Angesichts anhaltender Bauernproteste in mehreren europäischen Ländern hatte die EU-Kommission massive Zugeständnisse an die Bauern vorgeschlagen. Kleine Betriebe mit weniger als zehn Hektar müssten demnach nicht mehr mit Strafen rechnen, wenn sie sich nicht an die Regeln aus Brüssel halten. Sie sollen zudem von Kontrollbesuchen ausgenommen werden.
Weitere Ausnahmen sind bei den Umweltauflagen geplant. So sollen Vorgaben für die Fruchtfolge und den Anbau von Zwischenfrüchten gelockert werden. Die Betriebe sollen zudem mehr Wiesenflächen in Ackerland umwandeln dürfen. Das würde vor allem Tierhaltern zugutekommen, die wegen sinkender Einnahmen auf den Getreideanbau umstellen wollen. Eine Regelung für einen Mindestanteil an Brachland auf Ackerflächen soll ausgesetzt bleiben.

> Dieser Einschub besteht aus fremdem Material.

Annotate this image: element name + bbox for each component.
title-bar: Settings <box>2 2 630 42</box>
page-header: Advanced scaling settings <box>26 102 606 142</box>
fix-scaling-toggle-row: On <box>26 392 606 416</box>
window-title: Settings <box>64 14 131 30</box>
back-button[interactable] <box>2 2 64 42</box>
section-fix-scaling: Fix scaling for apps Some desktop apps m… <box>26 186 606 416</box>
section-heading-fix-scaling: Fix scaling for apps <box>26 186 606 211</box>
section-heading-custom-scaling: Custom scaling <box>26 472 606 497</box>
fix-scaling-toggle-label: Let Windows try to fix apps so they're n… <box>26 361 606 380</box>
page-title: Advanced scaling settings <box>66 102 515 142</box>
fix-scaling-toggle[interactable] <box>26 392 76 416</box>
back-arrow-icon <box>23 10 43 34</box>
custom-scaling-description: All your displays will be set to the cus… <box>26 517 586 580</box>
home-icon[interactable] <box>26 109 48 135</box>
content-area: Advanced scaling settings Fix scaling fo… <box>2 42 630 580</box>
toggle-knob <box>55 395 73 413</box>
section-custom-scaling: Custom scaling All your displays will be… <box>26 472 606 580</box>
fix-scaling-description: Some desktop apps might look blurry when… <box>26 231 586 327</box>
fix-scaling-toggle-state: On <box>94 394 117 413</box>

Vor dem Gebäude des Europaparlaments in Brüssel protestierten am Donnerstag Aktivistinnen und Aktivisten der Umweltorganisation Greenpeace gegen die geplanten Ausnahmen. "Die Landwirte sind zu Recht wütend", erklärte Marco Contiero, bei Greenpeace zuständig für Agrarpolitik. Der Naturschutz auf den Höfen sei jedoch nicht das Problem, sondern die billigen Preise großer Agrar- und Lebensmittelkonzerne. Die Abschaffung der Umweltauflagen sei "ein vergiftetes Geschenk für die Landwirte".
Der Rat der 27 Mitgliedstaaten hatte die Zugeständnisse Ende März bereits im Eilverfahren durchgewunken. Mit der Entscheidung des Europaparlaments sollen die Abgeordneten die Vorschläge Ende des Monats endgültig beschließen. Es ist ihre letzten Plenarsitzung vor den Europawahlen Anfang Juni. Die Erleichterungen sollen größtenteils ab dem kommenden Jahr gelten, einige auch rückwirkend zum 1. Januar 2024.